The app world is getting a reality check, thanks to apps like Girls Around Me, Placeme, or even Highlight. So far, when it comes to sharing data, the benefits still outweigh the momentary gut check when your aunt references a party photo or your friends unexpectedly check you in to a place while you told your boss you were home sick. But in the past month one word has kept popping up to describe the current direction of social apps: creepy. Instead of SoLoMoCo or another dumb acronym, this one is an uh-oh.
The rise of creepy
I first heard someone describing an app as creepy when a friend of mine was referencing Highlight. After some older guy she didn’t know popped up as a connection and started eyeing her at a bar, she quickly uninstalled it. Then, at our Structure:Data conference in March, I was sitting with an entrepreneur who dropped the word at least four times in a conversation about how people can use the data his firm is providing, “We have to make sure it doesn’t come across as creepy,” he said again and again.
It also popped up onstage and in the Q&A a few times. Then there’s the furor over how much people could see using the Girls Around Me app that has since been pulled from the App Store. And this week at the TechStars Cloud demo day in San Antonio, I had an entire conversation with a few founders about how creepy apps have become and how they are trying to steer clear of that creepiness themselves. The same day Placeme came out—the app Robert Scoble declared both “freaky” and “very cool”—I couldn’t help thinking, wait, what happened to serendipity?
But serendipity, or the unforeseen discovery of a pleasant moment, object, or interaction, can be creepy’s good twin. Creepy is when the normal, humdrum minutiae of the everyday takes a turn for the ominous, while serendipity strikes when it takes a turn for the best. All that stands between the two is … well, what? Is it better privacy controls? Smarter algorithms? Smaller social networks composed of real friends?
Amid the optimism and fun of sharing a location on Foursquare with your social networks, possibly getting a few coupons, and maybe bumping into a person you’d like to see just by popping into a nearby coffee shop is the same social and human dynamic that we have had to adapt to for years as we have moved from small villages to big cities. Now we live in one giant virtual metropolis. And thanks to cheap computing, a phone that can keep tabs on your current and future location, larger social networks, and the commercial focus on sharing, we have to figure out new social and ethical norms.
Where do you draw the line between serendipity and ewww?
So what makes an app creepy?

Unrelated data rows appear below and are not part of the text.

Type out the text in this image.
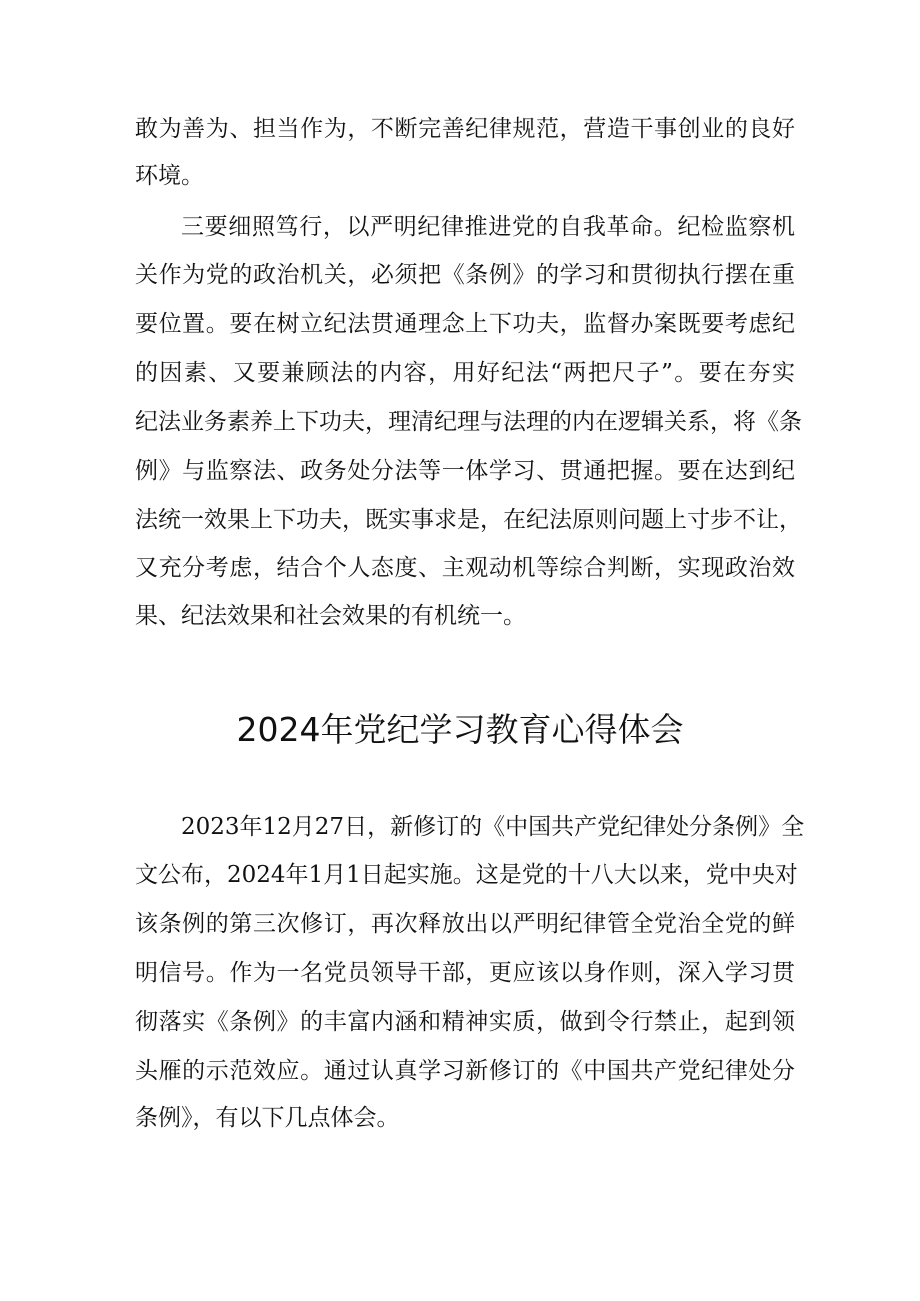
敢为善为、担当作为，不断完善纪律规范，营造干事创业的良好
环境。
三要细照笃行，以严明纪律推进党的自我革命。纪检监察机
关作为党的政治机关，必须把《条例》的学习和贯彻执行摆在重
要位置。要在树立纪法贯通理念上下功夫，监督办案既要考虑纪
的因素、又要兼顾法的内容，用好纪法“两把尺子”。要在夯实
纪法业务素养上下功夫，理清纪理与法理的内在逻辑关系，将《条
例》与监察法、政务处分法等一体学习、贯通把握。要在达到纪
法统一效果上下功夫，既实事求是，在纪法原则问题上寸步不让，
又充分考虑，结合个人态度、主观动机等综合判断，实现政治效
果、纪法效果和社会效果的有机统一。
2024年党纪学习教育心得体会
2023年12月27日，新修订的《中国共产党纪律处分条例》全
文公布，2024年1月1日起实施。这是党的十八大以来，党中央对
该条例的第三次修订，再次释放出以严明纪律管全党治全党的鲜
明信号。作为一名党员领导干部，更应该以身作则，深入学习贯
彻落实《条例》的丰富内涵和精神实质，做到令行禁止，起到领
头雁的示范效应。通过认真学习新修订的《中国共产党纪律处分
条例》，有以下几点体会。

And because the line between serendipity and creepy is different for everyone, how fat a line do I need to guard against? Or should I just step over that line and assume the masses will join me? Here are a few things we should be thinking about in this debate.
Transparency. Telling users the data you collect is a good first step. The next thing a company should do is tell users who it shares that data with. Just letting folks access your API may become the moral equivalent of operating a day care and hiring teachers without a background check. Yeah, I know it happens, but it kinda freaks people out, and the government tends to get involved when the worst happens. Since an app developer might not know how people will use its data, the question is, how should it react when people use that data maliciously? And how do developers even track for malicious use?
Consent. Consent is a difficult thing, especially because a person’s data gathered by one app can end up in a variety of places. Developers can then mash up that data to create a site like Please Rob Me or the Girls Around Me app. Once the data is out there, it’s hard to know what people might do with it, so consent is closely tied to transparency. There can be no consent without users knowing what they are consenting to.
The social element. This can be anything from giving people clear and easy ways to categorize their friends so only certain people can see their late-night spring break pics to making it clear to or preventing others in a user’s social network to out them. I hate being tagged in photos, and I also hate when friends check me in places. Yes, there are ways to avoid those things showing up, but right now the needle keeps moving and it’s hard for a user to keep track of the ever-expanding effort by social networks to share your data to generate more activity on the network or just provide value.
Additionally the social element is expanding by connecting you with people who know people. For example, Highlight comes across as creepy in part because it shares your physical location with friends of friends. A friend of a friend might be another friend, or it could be the creepy physical trainer your BFF friended under duress.
Let your users go. Some apps and services are better at this than others, but if users uninstall the apps, delete their profile, or sunder that relationship, what happens to their data? What do you tell them happens to their data vs. what really happens? For most users the expectation after an app deletion is that, like an ex-boyfriend or ex-girlfriend, you two are done. Everybody’s stuff (including their data and old pictures, etc.) is returned (or destroyed), and you don’t go around telling others that y’all are still together by leaving information on the site.
Fundamentally the problem is people. The apps just give those who are already creepy tools to become better creeps. But having the discussion about limits on applications or APIs, educating users, and creating easy-to-use-and-understand privacy policies is essential. Much like people learned to lock their doors as their social spheres got bigger and the government began intruding more in people’s lives if they wanted to hold certain types of jobs, we will adapt to the changes SoLoMoCo is bringing to our culture, and apps will deliver more serendipity and less creepy. But we do have to start talking about it.